To know we know nothing is to remain humble and heart centered, not ego driven. Since it appears that most issues in society are centered on having power, retaining power, empowering oneself or others, or dis empowering another for perceived one-up-manship, this wonderfully inspired sentiment gets lots on a narcissistic society.
It would appear that narcissism is alive and spreading in the 21st century. All one need do is look at someones Facebook page to see the multitude of pictures of the self strewn in the albums, and the focus on the life of the self from the ridiculous to the sublime. It is not enough that we think of the effects of something from our own gain or loss, but now we focus on the minutiae of our bodily functions twittering them to all those willing to read those 140 or less updates. There are several articles that examine the idea that because they were often told they were "special" and could "do anything they wanted to do" many of our twenty and thirty something offspring believe they are in fact "entitled" to any and all things by virtue of being alive. This undermines the point mom and dad were trying to make. Told they had limitations during their youth, mom and dad wanted to be sure their offspring knew they had lots of choices in life, but there was nothing in the pep talk that told them to be egotistically self centered in the process!
Knowledge is something we hope to acquire over a lifetime, and by both knowledge and experience we come to the real goal: to attain wisdom. But wisdom and knowledge are fluid. No one, even someone as brilliant as Socrates stops learning, growing and assimilating information. When we come to think ourselves better than another, smarter, or ingrained in a solid belief system, we limit the lives we live. For what is better than knowing each person and new experience, even those that are seemingly perceived as negative can help us to grow? Each term I start a new class I make sure to tell my students they are there to teach me too, and I am open to learn and grow from each of them. The relationship is based on equality, more than an insufferable sense of superiority. I may have studied longer than they, and have loved longer than them, but what makes me wiser? The only thing that makes me wise is knowing I know nothing, and can continue to learn from each new day.
Socrates was considered a dissident in Greece in his time. He was condemned as a heretic for that which he taught his students and sentenced to die by ingesting hemlock. It was the answer that the Oracle at Delphi gave when asked who was the wisest man in Athens at the time. The Oracle replied it was Socrates, although he believed this to be a paradox. Those in Athens who believed themselves to be wise were actually not wise, but Socrates who knew he was not wise was the wisest of all for his admission of his ignorance.
Not wanting to change who he was, Socrates remained true to his beliefs and willingly drank the hemlock that killed him at the end. His death makes him a martyr for his beliefs and opens the door for his student, Plato to write of his thoughts and philosophical discussions that were compilations of possible discussions in his lifetime. When he was on trial for corrupting the minds of the youth of Athens, he used his insights to demonstrate to the jurors that their moral values are not aligned. He reminds them that the material concerns of life should be balanced with concern for ones soul.And it is this soul that is sorely missing from the way people interact in society today as well.

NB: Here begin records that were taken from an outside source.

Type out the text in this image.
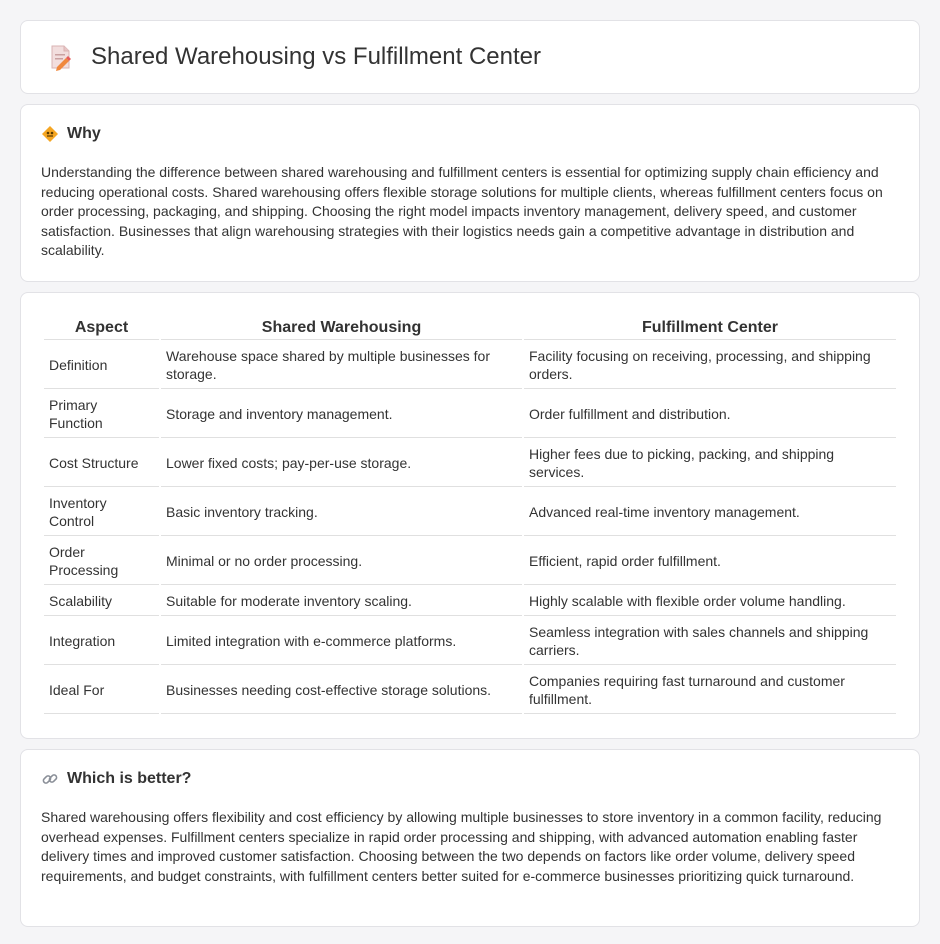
Shared Warehousing vs Fulfillment Center
Why

Understanding the difference between shared warehousing and fulfillment centers is essential for optimizing supply chain efficiency and reducing operational costs. Shared warehousing offers flexible storage solutions for multiple clients, whereas fulfillment centers focus on order processing, packaging, and shipping. Choosing the right model impacts inventory management, delivery speed, and customer satisfaction. Businesses that align warehousing strategies with their logistics needs gain a competitive advantage in distribution and scalability.

Aspect	Shared Warehousing	Fulfillment Center
Definition	Warehouse space shared by multiple businesses for storage.	Facility focusing on receiving, processing, and shipping orders.
Primary Function	Storage and inventory management.	Order fulfillment and distribution.
Cost Structure	Lower fixed costs; pay-per-use storage.	Higher fees due to picking, packing, and shipping services.
Inventory Control	Basic inventory tracking.	Advanced real-time inventory management.
Order Processing	Minimal or no order processing.	Efficient, rapid order fulfillment.
Scalability	Suitable for moderate inventory scaling.	Highly scalable with flexible order volume handling.
Integration	Limited integration with e-commerce platforms.	Seamless integration with sales channels and shipping carriers.
Ideal For	Businesses needing cost-effective storage solutions.	Companies requiring fast turnaround and customer fulfillment.
Which is better?

Shared warehousing offers flexibility and cost efficiency by allowing multiple businesses to store inventory in a common facility, reducing overhead expenses. Fulfillment centers specialize in rapid order processing and shipping, with advanced automation enabling faster delivery times and improved customer satisfaction. Choosing between the two depends on factors like order volume, delivery speed requirements, and budget constraints, with fulfillment centers better suited for e-commerce businesses prioritizing quick turnaround.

There is nothing wrong with ego if it is in balance with all other areas of ones life. It is when the ego overtakes our lives completely that we can become arrogant, judgmental and self centered. As in all things we must seek to balance our lives with beauty, humbleness and generosity, compassion and love for our fellow man, and remember that there is much to learn, and even if we lived another 200 years, there is no way we could learn it all.